The Shebab appealed for help earlier this month, saying it would lift a two-year-old ban on foreign aid groups so they could help Somalis suffering from a severe drought.
“We are determined to test that pledge,” said Raj Shah, the USAID administrator. “We would like to see that access expand dramatically and rapidly. But they wanted to provide support to “those populations in critical need and not to terrorist organisations”, he added. Washington has listed the Shebab as a terror group. “We are trying to make sure our humanitarian commitments reach those most vulnerable people,” said Shah. On Wednesday, UN officials declared that two regions in the south of the war-torn country were suffering from famine. Hundreds were dying every day across the Horn of Africa region, the FAO said.

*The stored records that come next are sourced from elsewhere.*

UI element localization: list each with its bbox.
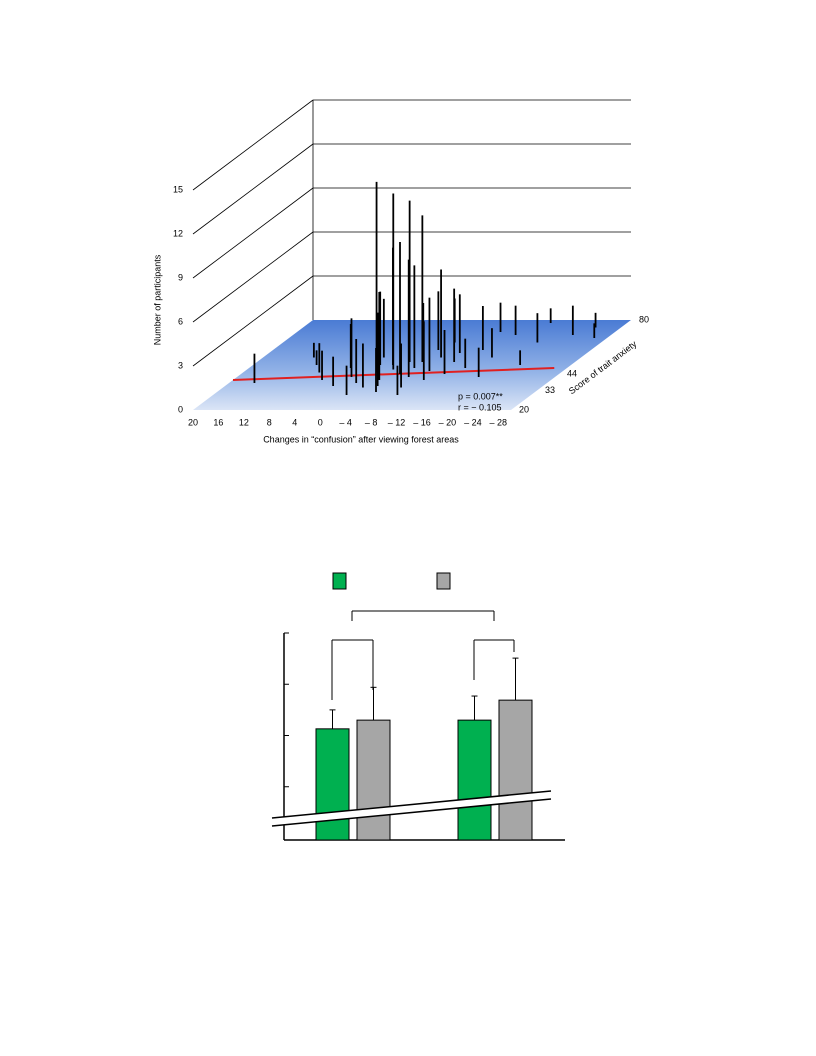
x-tick-label: 20: [188, 417, 198, 427]
figure-3d: 0 3 6 9 12 15 20 16 12 8 4 0 – 4 – 8 – 12 – 16 – 20 – 24–…: [152, 99, 649, 444]
grid-line: [192, 231, 314, 323]
z-tick-label: 80: [639, 314, 649, 324]
x-tick-label: – 24: [464, 417, 482, 427]
floor: [193, 320, 631, 410]
z-tick-label: 33: [545, 385, 555, 395]
grid-line: [192, 143, 314, 235]
y-tick-label: 12: [173, 228, 183, 238]
bar: [315, 728, 350, 841]
z-tick-label: 20: [519, 404, 529, 414]
axis-break: [271, 798, 552, 827]
annotation: p = 0.007**: [458, 391, 503, 401]
grid-line: [192, 187, 314, 279]
x-tick-label: 16: [213, 417, 223, 427]
figure-bar: [271, 572, 565, 841]
y-tick-label: 0: [178, 404, 183, 414]
y-tick-label: 9: [178, 272, 183, 282]
x-tick-label: – 28: [490, 417, 508, 427]
x-tick-label: – 8: [365, 417, 378, 427]
x-tick-label: – 12: [388, 417, 406, 427]
grid-line: [192, 99, 314, 191]
y-tick-label: 6: [178, 316, 183, 326]
regression-line: [232, 367, 555, 381]
grid-line: [192, 275, 314, 367]
annotation: r = − 0.105: [458, 402, 502, 412]
bar: [498, 699, 533, 841]
axis-break: [271, 790, 552, 819]
z-tick-label: 44: [567, 368, 577, 378]
y-tick-label: 3: [178, 360, 183, 370]
x-tick-label: 12: [239, 417, 249, 427]
x-tick-label: 0: [318, 417, 323, 427]
y-tick-label: 15: [173, 184, 183, 194]
x-tick-label: – 16: [413, 417, 431, 427]
bar: [457, 719, 492, 841]
x-axis-label: Changes in “confusion” after viewing for…: [263, 434, 459, 444]
x-tick-label: 8: [267, 417, 272, 427]
legend-swatch: [436, 572, 451, 590]
axis-break: [272, 791, 551, 826]
x-tick-label: – 20: [439, 417, 457, 427]
legend-swatch: [332, 572, 347, 590]
x-tick-label: – 4: [339, 417, 352, 427]
bar: [356, 719, 391, 841]
y-axis-label: Number of participants: [152, 254, 162, 345]
x-tick-label: 4: [292, 417, 297, 427]
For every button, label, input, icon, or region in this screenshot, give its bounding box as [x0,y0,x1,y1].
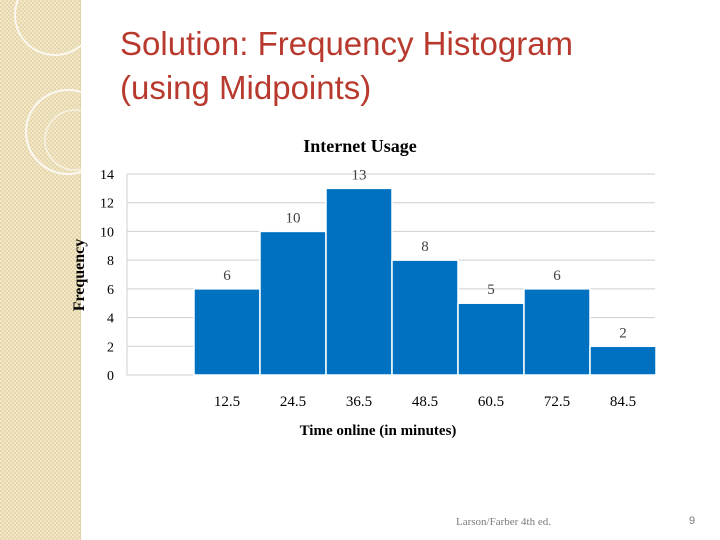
y-tick-label: 10 [100,225,114,240]
y-tick-label: 6 [107,283,114,298]
data-labels: 6 10 13 8 5 6 2 [223,167,627,341]
y-tick-label: 14 [100,168,114,183]
x-tick-label: 48.5 [412,394,438,410]
x-tick-label: 36.5 [346,394,372,410]
y-axis-label: Frequency [71,239,88,312]
chart-title: Internet Usage [303,136,416,156]
bar-84.5 [589,345,657,376]
y-tick-label: 12 [100,197,114,212]
deco-circle-2 [25,89,111,175]
x-tick-label: 72.5 [544,394,570,410]
footer-citation: Larson/Farber 4th ed. [456,516,551,528]
y-tick-label: 2 [107,340,114,355]
data-label: 2 [619,325,627,341]
data-label: 6 [553,268,561,284]
data-label: 5 [487,282,495,298]
y-tick-labels: 0 2 4 6 8 10 12 14 [100,168,114,384]
slide-title-line-2: (using Midpoints) [120,69,372,106]
page-number: 9 [689,515,696,527]
bar-72.5 [523,288,591,376]
slide-title: Solution: Frequency Histogram (using Mid… [120,22,700,110]
bar-60.5 [457,302,525,376]
y-tick-label: 8 [107,254,114,269]
x-tick-label: 84.5 [610,394,636,410]
x-tick-label: 60.5 [478,394,504,410]
deco-circle-1 [14,0,96,56]
data-label: 10 [286,210,301,226]
x-tick-label: 24.5 [280,394,306,410]
data-label: 13 [352,167,367,183]
x-axis-label: Time online (in minutes) [300,423,457,439]
y-tick-label: 4 [107,312,114,327]
slide-title-line-1: Solution: Frequency Histogram [120,25,574,62]
data-label: 8 [421,239,429,255]
bar-36.5 [325,187,393,376]
decorative-circles [14,0,111,175]
y-tick-label: 0 [107,369,114,384]
bar-24.5 [259,230,327,376]
bar-48.5 [391,259,459,376]
x-tick-labels: 12.5 24.5 36.5 48.5 60.5 72.5 84.5 [214,394,636,410]
data-label: 6 [223,268,231,284]
chart-bars [193,187,657,376]
deco-circle-3 [44,109,106,171]
bar-12.5 [193,288,261,376]
x-tick-label: 12.5 [214,394,240,410]
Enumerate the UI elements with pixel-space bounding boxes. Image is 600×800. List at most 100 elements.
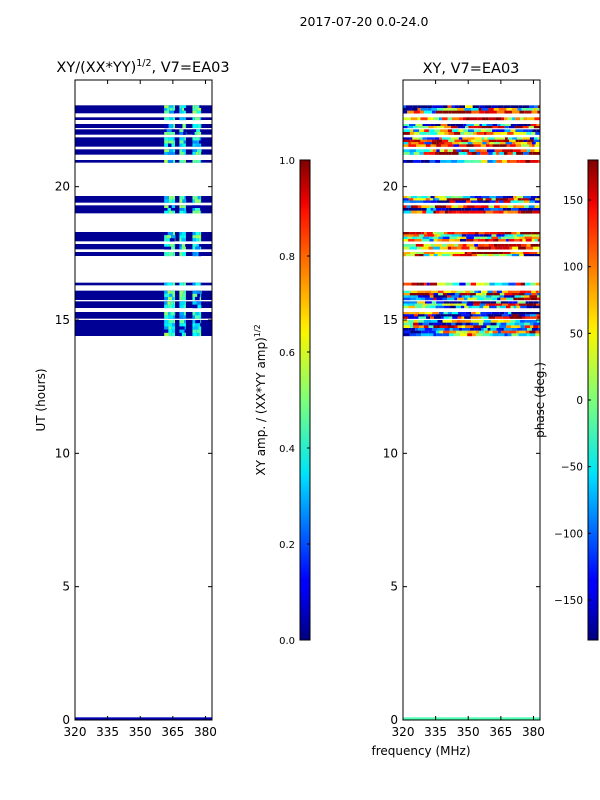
heatmap-cell <box>492 160 497 163</box>
heatmap-cell <box>507 205 514 209</box>
heatmap-cell <box>192 210 197 214</box>
heatmap-cell <box>484 232 490 235</box>
heatmap-cell <box>443 316 449 319</box>
heatmap-cell <box>435 160 441 163</box>
panel1-title: XY/(XX*YY)1/2, V7=EA03 <box>56 58 229 76</box>
heatmap-cell <box>478 244 485 247</box>
heatmap-cell <box>192 326 195 330</box>
heatmap-cell <box>530 325 534 329</box>
heatmap-cell <box>457 297 464 301</box>
heatmap-cell <box>168 140 174 144</box>
heatmap-cell <box>481 126 486 129</box>
heatmap-cell <box>442 303 451 306</box>
heatmap-cell <box>174 235 176 239</box>
heatmap-cell <box>515 117 520 121</box>
heatmap-cell <box>470 322 474 326</box>
colorbar2-label: phase (deg.) <box>533 362 547 438</box>
heatmap-cell <box>482 333 490 337</box>
heatmap-cell <box>424 129 429 133</box>
heatmap-cell <box>529 200 535 203</box>
heatmap-cell <box>519 290 527 294</box>
heatmap-cell <box>503 328 512 331</box>
heatmap-cell <box>538 244 540 247</box>
heatmap-cell <box>183 282 186 286</box>
heatmap-cell <box>173 105 176 109</box>
heatmap-cell <box>173 301 176 305</box>
heatmap-cell <box>197 108 201 111</box>
x-tick-label: 320 <box>392 725 415 739</box>
heatmap-cell <box>418 142 425 145</box>
heatmap-cell <box>416 210 423 214</box>
heatmap-cell <box>417 320 424 323</box>
heatmap-cell <box>415 328 419 331</box>
heatmap-cell <box>500 297 507 301</box>
heatmap-cell <box>501 328 504 331</box>
colorbar1-tick-label: 0.2 <box>279 540 295 551</box>
heatmap-cell <box>164 105 169 109</box>
heatmap-cell <box>422 236 430 240</box>
heatmap-cell <box>519 322 525 326</box>
heatmap-cell <box>171 326 176 330</box>
heatmap-cell <box>460 236 464 240</box>
heatmap-cell <box>492 144 500 147</box>
heatmap-cell <box>443 330 450 334</box>
heatmap-cell <box>403 132 410 135</box>
heatmap-cell <box>475 333 483 337</box>
heatmap-cell <box>537 232 540 235</box>
heatmap-cell <box>447 325 455 329</box>
heatmap-cell <box>538 160 540 163</box>
heatmap-cell <box>172 282 176 286</box>
heatmap-cell <box>185 105 187 109</box>
heatmap-cell <box>179 205 182 209</box>
heatmap-cell <box>512 137 517 140</box>
heatmap-cell <box>414 316 419 319</box>
heatmap-cell <box>519 160 526 163</box>
heatmap-cell <box>169 108 173 111</box>
heatmap-cell <box>524 322 530 326</box>
colorbar2-tick-label: −100 <box>554 528 583 540</box>
heatmap-cell <box>519 236 525 240</box>
heatmap-cell <box>179 137 185 141</box>
heatmap-cell <box>463 205 468 209</box>
heatmap-cell <box>444 234 449 237</box>
heatmap-cell <box>429 282 438 286</box>
heatmap-cell <box>405 282 412 286</box>
heatmap-cell <box>445 152 449 155</box>
heatmap-cell <box>438 236 443 240</box>
heatmap-cell <box>403 108 408 111</box>
heatmap-cell <box>437 196 446 199</box>
heatmap-cell <box>192 110 197 114</box>
heatmap-cell <box>512 246 519 250</box>
heatmap-cell <box>410 290 418 294</box>
heatmap-cell <box>527 142 532 145</box>
heatmap-cell <box>498 152 504 155</box>
heatmap-cell <box>525 330 530 334</box>
heatmap-cell <box>477 290 482 294</box>
heatmap-cell <box>179 315 183 319</box>
heatmap-cell <box>421 239 430 242</box>
heatmap-cell <box>513 196 517 199</box>
panel2-title: XY, V7=EA03 <box>423 61 520 77</box>
heatmap-cell <box>406 160 414 163</box>
heatmap-cell <box>464 208 472 211</box>
heatmap-cell <box>519 314 526 317</box>
heatmap-cell <box>498 210 504 214</box>
heatmap-cell <box>483 316 489 319</box>
heatmap-cell <box>529 252 538 255</box>
heatmap-cell <box>417 295 423 298</box>
heatmap-cell <box>428 246 434 250</box>
heatmap-cell <box>528 129 533 133</box>
heatmap-cell <box>429 303 437 306</box>
heatmap-cell <box>437 239 442 242</box>
heatmap-cell <box>516 124 524 127</box>
heatmap-cell <box>464 305 469 309</box>
heatmap-cell <box>460 139 469 143</box>
heatmap-cell <box>403 198 409 201</box>
heatmap-cell <box>506 322 515 326</box>
heatmap-cell <box>168 196 173 200</box>
heatmap-cell <box>410 330 414 334</box>
heatmap-cell <box>459 234 462 237</box>
heatmap-cell <box>417 126 425 129</box>
heatmap-cell <box>492 124 498 127</box>
heatmap-cell <box>458 200 466 203</box>
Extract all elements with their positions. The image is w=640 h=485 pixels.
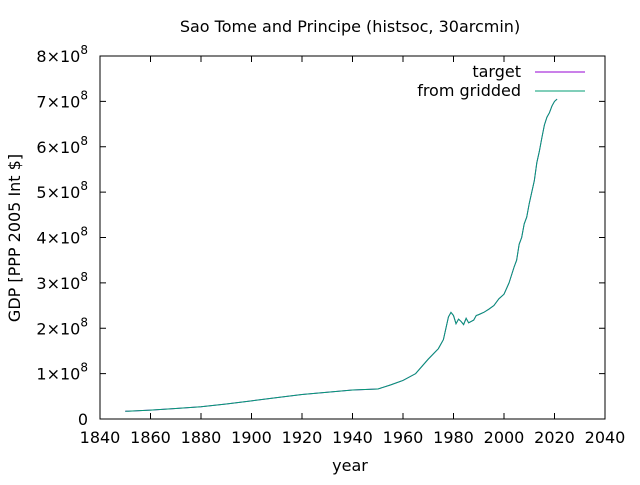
y-tick-exponent: 8 bbox=[80, 225, 88, 239]
y-tick-mantissa: 1×10 bbox=[36, 365, 80, 384]
y-tick-label: 8×108 bbox=[36, 43, 88, 66]
x-tick-label: 1920 bbox=[282, 428, 323, 447]
y-tick-exponent: 8 bbox=[80, 270, 88, 284]
y-tick-exponent: 8 bbox=[80, 179, 88, 193]
y-tick-exponent: 8 bbox=[80, 315, 88, 329]
y-tick-exponent: 8 bbox=[80, 361, 88, 375]
y-tick-mantissa: 4×10 bbox=[36, 229, 80, 248]
x-tick-label: 2040 bbox=[585, 428, 626, 447]
y-tick-mantissa: 6×10 bbox=[36, 138, 80, 157]
y-tick-exponent: 8 bbox=[80, 88, 88, 102]
y-tick-label: 4×108 bbox=[36, 225, 88, 248]
x-tick-label: 1900 bbox=[231, 428, 272, 447]
y-tick-mantissa: 5×10 bbox=[36, 183, 80, 202]
series-line-1 bbox=[125, 98, 558, 412]
x-tick-label: 1840 bbox=[80, 428, 121, 447]
y-tick-label: 6×108 bbox=[36, 134, 88, 157]
chart-title: Sao Tome and Principe (histsoc, 30arcmin… bbox=[180, 17, 520, 36]
y-tick-label: 3×108 bbox=[36, 270, 88, 293]
legend-label-1: from gridded bbox=[417, 81, 521, 100]
x-tick-label: 2020 bbox=[534, 428, 575, 447]
y-axis-label: GDP [PPP 2005 Int $] bbox=[5, 154, 24, 322]
series-layer bbox=[125, 98, 558, 412]
y-tick-label: 2×108 bbox=[36, 315, 88, 338]
y-tick-label: 0 bbox=[78, 410, 88, 429]
y-tick-label: 5×108 bbox=[36, 179, 88, 202]
x-tick-label: 1960 bbox=[383, 428, 424, 447]
x-tick-label: 1940 bbox=[332, 428, 373, 447]
x-axis-label: year bbox=[332, 456, 368, 475]
y-tick-mantissa: 0 bbox=[78, 410, 88, 429]
y-tick-mantissa: 3×10 bbox=[36, 274, 80, 293]
y-tick-exponent: 8 bbox=[80, 43, 88, 57]
x-tick-label: 2000 bbox=[484, 428, 525, 447]
y-tick-mantissa: 7×10 bbox=[36, 92, 80, 111]
y-tick-exponent: 8 bbox=[80, 134, 88, 148]
x-tick-label: 1880 bbox=[181, 428, 222, 447]
y-tick-label: 1×108 bbox=[36, 361, 88, 384]
x-tick-label: 1980 bbox=[433, 428, 474, 447]
ticks-layer: 1840 1860 1880 1900 1920 1940 1960 1980 2000 2020… bbox=[36, 43, 625, 447]
y-tick-mantissa: 2×10 bbox=[36, 319, 80, 338]
y-tick-label: 7×108 bbox=[36, 88, 88, 111]
plot-frame bbox=[99, 55, 606, 420]
y-tick-mantissa: 8×10 bbox=[36, 47, 80, 66]
legend-label-0: target bbox=[472, 62, 521, 81]
x-tick-label: 1860 bbox=[130, 428, 171, 447]
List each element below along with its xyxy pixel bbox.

The Shebab welcomed the UN’s declaration, which concerned the southern Bakool and Lower Shabelle regions — both under their control — and said they would allow relief aid. Last week, the UN children agency made the first airlift of relief aid to Shebab-held town of Baidoa and said the operation had gone smoothly. “We negotiated with local authorities to ensure a safe landing and the safety of our staff,” said UNICEF spokeswoman Shantha Bloemen.
“We are aiming to reach at least 70,000 children in the next six months, but it’s a huge logistical challenge,” she told AFP.
The agency had worked with a network of local organisation to distribute supplies and independent monitors to ensure the aid reaches those in need, she added. The World Food Programme said it was discussing with other UN offices on how to deliver aid to southern and central Somalia under Shebab rule. “There are discussions about possibly airlifting in some areas,” WFP spokesman in Rome Greg Barrow told AFP. But he said that this was among a number of options they were looking at. The WFP pulled out of the region in early 2010 due to threats and the draconian rules imposed by the insurgents. Barrow made it clear they were aware of the problems getting aid to the drought-hit population.
“We would never hand any relief assistance over to any military entity in Somalia or anywhere else,” he said. “We look for a cooperating partner on the ground in these situations. “We have to work through partners in a situation where we understand there will be rigorous monitoring to ensure the assistance reaches those who need it,” he added.